Publicacao/Comunicacao
Intimação - DESPACHO
EXECUÇÃO FISCAL Nº 5000908-22.2012.4.04.7107/RS
INTERESSADO: DECIO BOFF
ADVOGADO(A): VANDA BEDIN
DESPACHO/DECISÃO
Trata-se de execução fiscal movida pelo(a) UNIÃO - FAZENDA NACIONAL em face de VINÍCOLA DANI LTDA, objetivando a cobrança de Certidão de Dívida Ativa.
Designado leilão do imóvel matriculado sob nº 14.666, do Registro de Imóveis de Flores da Cunha-RS, foi homologada a arrematação por Décio Boff, pelo valor de R$ 404.212,33, mediante pagamento de 40% à vista e o restante em 12 parcelas mensais consecutivas, corrigidas nos moldes previstos no edital, sendo expedida a respectiva carta, com determinação, inclusive, de registro de hipoteca judicial, devido ao parcelamento do lanço (eventos 246, 270, 275, 278 e 296).

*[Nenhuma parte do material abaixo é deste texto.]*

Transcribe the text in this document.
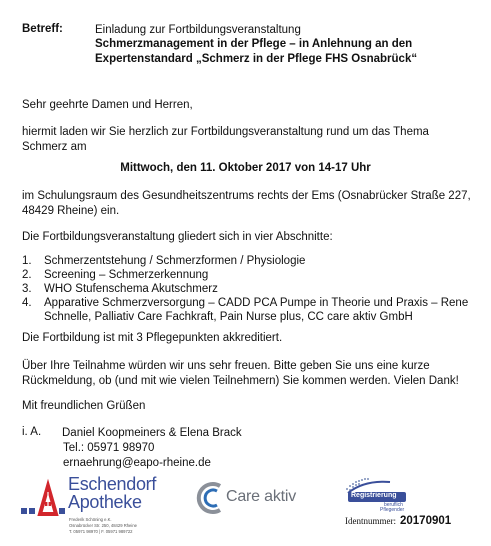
Betreff:	Einladung zur Fortbildungsveranstaltung
Schmerzmanagement in der Pflege – in Anlehnung an den
Expertenstandard „Schmerz in der Pflege FHS Osnabrück“
Sehr geehrte Damen und Herren,
hiermit laden wir Sie herzlich zur Fortbildungsveranstaltung rund um das Thema Schmerz am
Mittwoch, den 11. Oktober 2017 von 14-17 Uhr
im Schulungsraum des Gesundheitszentrums rechts der Ems (Osnabrücker Straße 227, 48429 Rheine) ein.
Die Fortbildungsveranstaltung gliedert sich in vier Abschnitte:
1. Schmerzentstehung / Schmerzformen / Physiologie
2. Screening – Schmerzerkennung
3. WHO Stufenschema Akutschmerz
4. Apparative Schmerzversorgung – CADD PCA Pumpe in Theorie und Praxis – Rene Schnelle, Palliativ Care Fachkraft, Pain Nurse plus, CC care aktiv GmbH
Die Fortbildung ist mit 3 Pflegepunkten akkreditiert.
Über Ihre Teilnahme würden wir uns sehr freuen. Bitte geben Sie uns eine kurze Rückmeldung, ob (und mit wie vielen Teilnehmern) Sie kommen werden. Vielen Dank!
Mit freundlichen Grüßen
i. A. Daniel Koopmeiners & Elena Brack
Tel.: 05971 98970
ernaehrung@eapo-rheine.de
Eschendorf
Apotheke
Frederik Schöning e.K.
Osnabrücker Str. 250, 48429 Rheine
T. 05971 98970 | F. 05971 989722
Care aktiv	Registrierung
beruflich
Pflegender
Identnummer: 20170901
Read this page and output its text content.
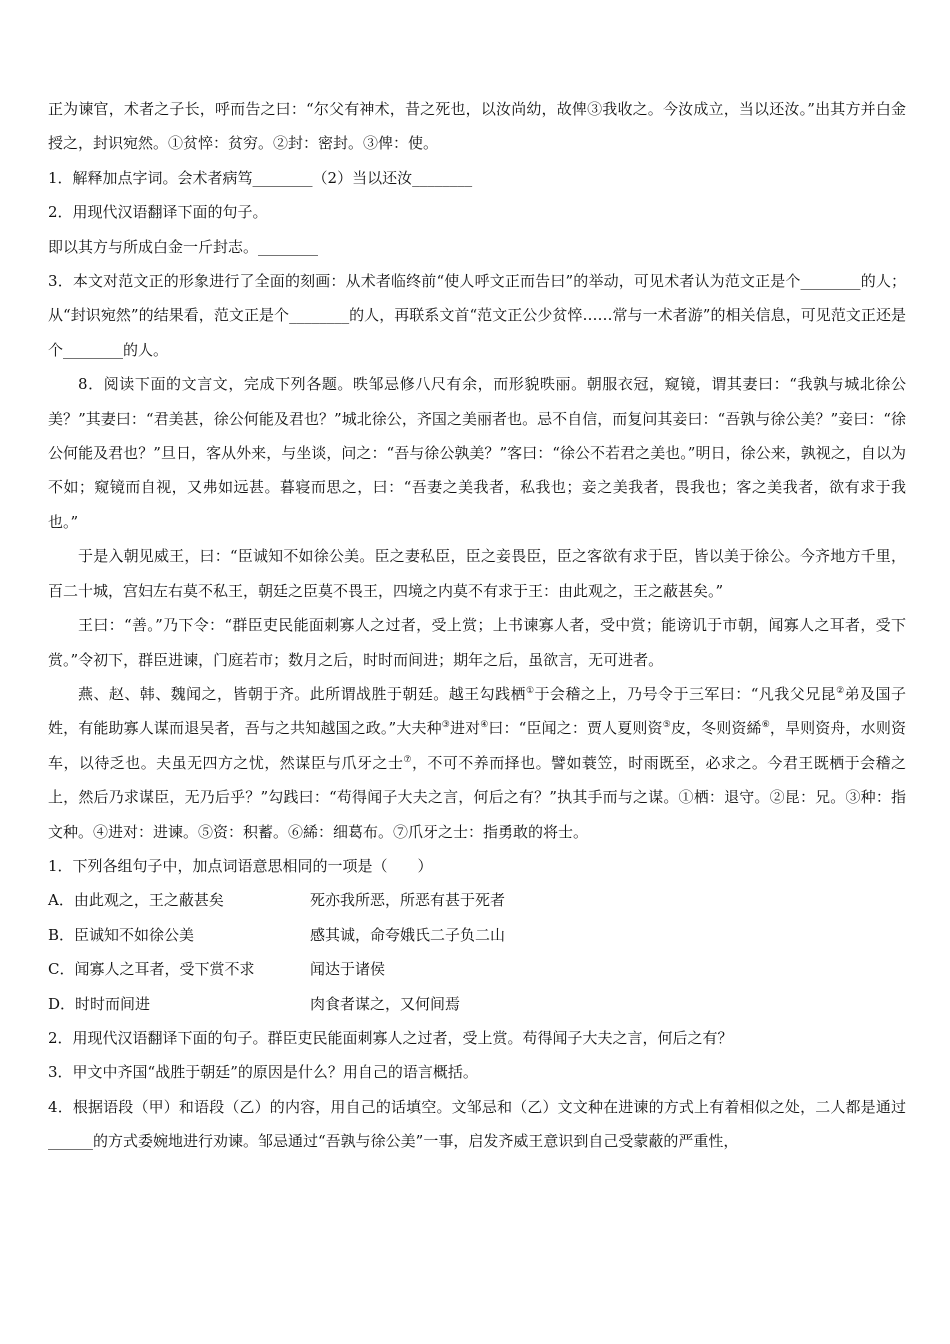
正为谏官，术者之子长，呼而告之曰：“尔父有神术，昔之死也，以汝尚幼，故俾③我收之。今汝成立，当以还汝。”出其方并白金授之，封识宛然。①贫悴：贫穷。②封：密封。③俾：使。

1．解释加点字词。会术者病笃________（2）当以还汝________

2．用现代汉语翻译下面的句子。

即以其方与所成白金一斤封志。________

3．本文对范文正的形象进行了全面的刻画：从术者临终前“使人呼文正而告曰”的举动，可见术者认为范文正是个________的人；从“封识宛然”的结果看，范文正是个________的人，再联系文首“范文正公少贫悴……常与一术者游”的相关信息，可见范文正还是个________的人。

8．阅读下面的文言文，完成下列各题。昳邹忌修八尺有余，而形貌昳丽。朝服衣冠，窥镜，谓其妻曰：“我孰与城北徐公美？”其妻曰：“君美甚，徐公何能及君也？”城北徐公，齐国之美丽者也。忌不自信，而复问其妾曰：“吾孰与徐公美？”妾曰：“徐公何能及君也？”旦日，客从外来，与坐谈，问之：“吾与徐公孰美？”客曰：“徐公不若君之美也。”明日，徐公来，孰视之，自以为不如；窥镜而自视，又弗如远甚。暮寝而思之，曰：“吾妻之美我者，私我也；妾之美我者，畏我也；客之美我者，欲有求于我也。”

于是入朝见威王，曰：“臣诚知不如徐公美。臣之妻私臣，臣之妾畏臣，臣之客欲有求于臣，皆以美于徐公。今齐地方千里，百二十城，宫妇左右莫不私王，朝廷之臣莫不畏王，四境之内莫不有求于王：由此观之，王之蔽甚矣。”

王曰：“善。”乃下令：“群臣吏民能面刺寡人之过者，受上赏；上书谏寡人者，受中赏；能谤讥于市朝，闻寡人之耳者，受下赏。”令初下，群臣进谏，门庭若市；数月之后，时时而间进；期年之后，虽欲言，无可进者。

燕、赵、韩、魏闻之，皆朝于齐。此所谓战胜于朝廷。越王勾践栖①于会稽之上，乃号令于三军曰：“凡我父兄昆②弟及国子姓，有能助寡人谋而退吴者，吾与之共知越国之政。”大夫种③进对④曰：“臣闻之：贾人夏则资⑤皮，冬则资絺⑥，旱则资舟，水则资车，以待乏也。夫虽无四方之忧，然谋臣与爪牙之士⑦，不可不养而择也。譬如蓑笠，时雨既至，必求之。今君王既栖于会稽之上，然后乃求谋臣，无乃后乎？”勾践曰：“苟得闻子大夫之言，何后之有？”执其手而与之谋。①栖：退守。②昆：兄。③种：指文种。④进对：进谏。⑤资：积蓄。⑥絺：细葛布。⑦爪牙之士：指勇敢的将士。

1．下列各组句子中，加点词语意思相同的一项是（　　）

A．由此观之，王之蔽甚矣	死亦我所恶，所恶有甚于死者

B．臣诚知不如徐公美	感其诚，命夸娥氏二子负二山

C．闻寡人之耳者，受下赏不求	闻达于诸侯

D．时时而间进	肉食者谋之，又何间焉

2．用现代汉语翻译下面的句子。群臣吏民能面刺寡人之过者，受上赏。苟得闻子大夫之言，何后之有？

3．甲文中齐国“战胜于朝廷”的原因是什么？用自己的语言概括。

4．根据语段（甲）和语段（乙）的内容，用自己的话填空。文邹忌和（乙）文文种在进谏的方式上有着相似之处，二人都是通过______的方式委婉地进行劝谏。邹忌通过“吾孰与徐公美”一事，启发齐威王意识到自己受蒙蔽的严重性，
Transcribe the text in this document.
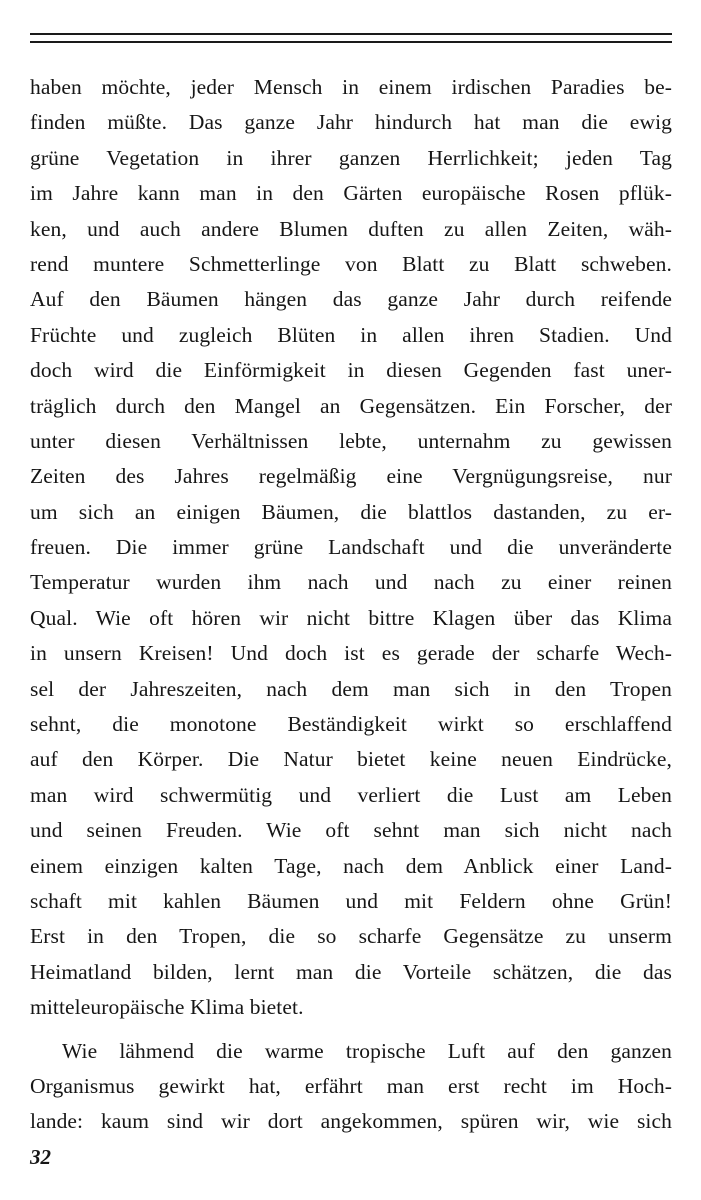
haben möchte, jeder Mensch in einem irdischen Paradies be-
finden müßte. Das ganze Jahr hindurch hat man die ewig
grüne Vegetation in ihrer ganzen Herrlichkeit; jeden Tag
im Jahre kann man in den Gärten europäische Rosen pflük-
ken, und auch andere Blumen duften zu allen Zeiten, wäh-
rend muntere Schmetterlinge von Blatt zu Blatt schweben.
Auf den Bäumen hängen das ganze Jahr durch reifende
Früchte und zugleich Blüten in allen ihren Stadien. Und
doch wird die Einförmigkeit in diesen Gegenden fast uner-
träglich durch den Mangel an Gegensätzen. Ein Forscher, der
unter diesen Verhältnissen lebte, unternahm zu gewissen
Zeiten des Jahres regelmäßig eine Vergnügungsreise, nur
um sich an einigen Bäumen, die blattlos dastanden, zu er-
freuen. Die immer grüne Landschaft und die unveränderte
Temperatur wurden ihm nach und nach zu einer reinen
Qual. Wie oft hören wir nicht bittre Klagen über das Klima
in unsern Kreisen! Und doch ist es gerade der scharfe Wech-
sel der Jahreszeiten, nach dem man sich in den Tropen
sehnt, die monotone Beständigkeit wirkt so erschlaffend
auf den Körper. Die Natur bietet keine neuen Eindrücke,
man wird schwermütig und verliert die Lust am Leben
und seinen Freuden. Wie oft sehnt man sich nicht nach
einem einzigen kalten Tage, nach dem Anblick einer Land-
schaft mit kahlen Bäumen und mit Feldern ohne Grün!
Erst in den Tropen, die so scharfe Gegensätze zu unserm
Heimatland bilden, lernt man die Vorteile schätzen, die das
mitteleuropäische Klima bietet.
Wie lähmend die warme tropische Luft auf den ganzen
Organismus gewirkt hat, erfährt man erst recht im Hoch-
lande: kaum sind wir dort angekommen, spüren wir, wie sich
32
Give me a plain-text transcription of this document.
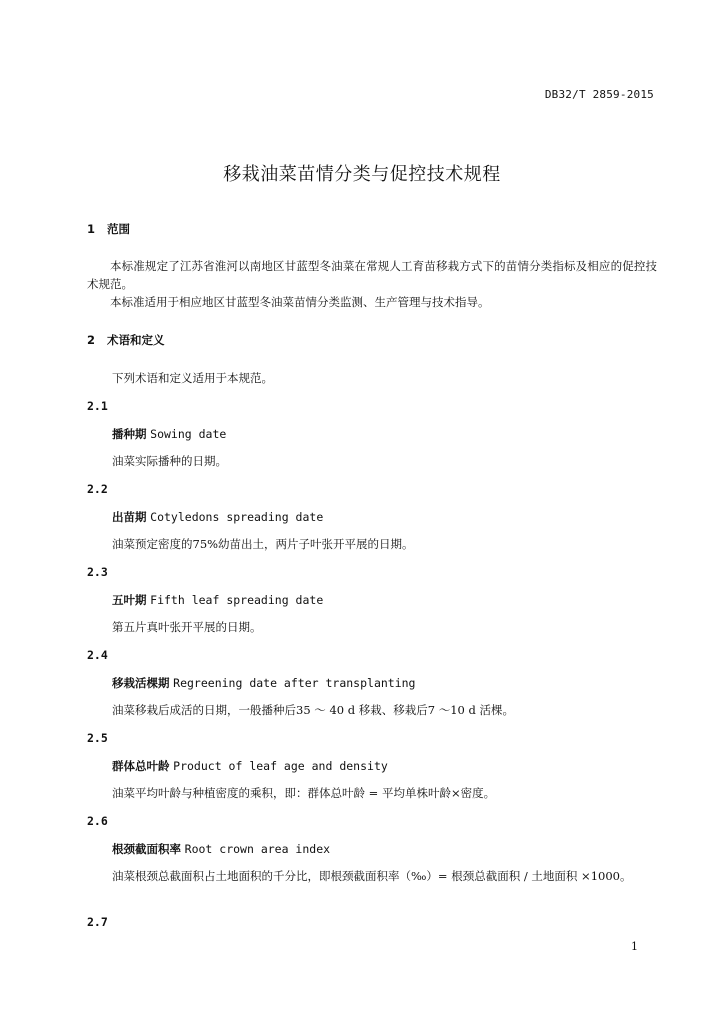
DB32/T 2859-2015
移栽油菜苗情分类与促控技术规程
1 范围
本标准规定了江苏省淮河以南地区甘蓝型冬油菜在常规人工育苗移栽方式下的苗情分类指标及相应的促控技术规范。
本标准适用于相应地区甘蓝型冬油菜苗情分类监测、生产管理与技术指导。
2 术语和定义
下列术语和定义适用于本规范。
2.1
播种期 Sowing date
油菜实际播种的日期。
2.2
出苗期 Cotyledons spreading date
油菜预定密度的75%幼苗出土，两片子叶张开平展的日期。
2.3
五叶期 Fifth leaf spreading date
第五片真叶张开平展的日期。
2.4
移栽活棵期 Regreening date after transplanting
油菜移栽后成活的日期，一般播种后35 ～ 40 d 移栽、移栽后7 ～10 d 活棵。
2.5
群体总叶龄 Product of leaf age and density
油菜平均叶龄与种植密度的乘积，即：群体总叶龄 = 平均单株叶龄×密度。
2.6
根颈截面积率 Root crown area index
油菜根颈总截面积占土地面积的千分比，即根颈截面积率（‰）= 根颈总截面积 / 土地面积 ×1000。
2.7
1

Anteriormente ao leilão, o Município de Flores da Cunha requereu a reserva de parcela do eventual produto da arrematação para satisfação de crédito no valor de R$ 6.261,64, em cobrança judicial (evento 228, PET1),
Em manifestações constantes dos eventos 311 e 317, o leiloeiro requereu a expedição de nova carta de arrematação, para fazer constar como arrematantes Décio Boff e Alcindo Boff, reportando-se a documentos apresentados anteriormente e referindo que o registro do lance foi efetuado unicamente em nome do primeiro em razão de limitação cadastral.
Seguiu-se manifestação da exequente, ponderando que a documentação apresentada ao tempo da homologação da arrematação indicava apenas Décio Boff como arrematante (evento 321). Na mesma oportunidade, teceu considerações sobre a destinação do produto da arrematação à luz das decisões proferidas pelo Supremo Tribunal Federal no julgamento da Arguição de Descumprimento de Preceito Fundamental - ADPF nº 357/DF e pela Corte Especial do Superior Tribunal de Justiça no julgamento dos Embargos de Divergência no Recurso Especial nº 1.603.324/SC, requerendo, ao final, sejam intimados os demais entes federativos habilitados nos autos para que informem e comprovem a totalidade dos seus créditos públicos ajuizados em face da executada, "a fim de possibilitar a confecção do rateio proporcional ao volume dos créditos de cada ente".
Adiante, o Estado do Rio Grande do Sul reiterou manifestação anterior, defendendo seja "observada a preferência dos créditos estaduais relativamente aos valores obtidos com a alienação judicial" (evento 322).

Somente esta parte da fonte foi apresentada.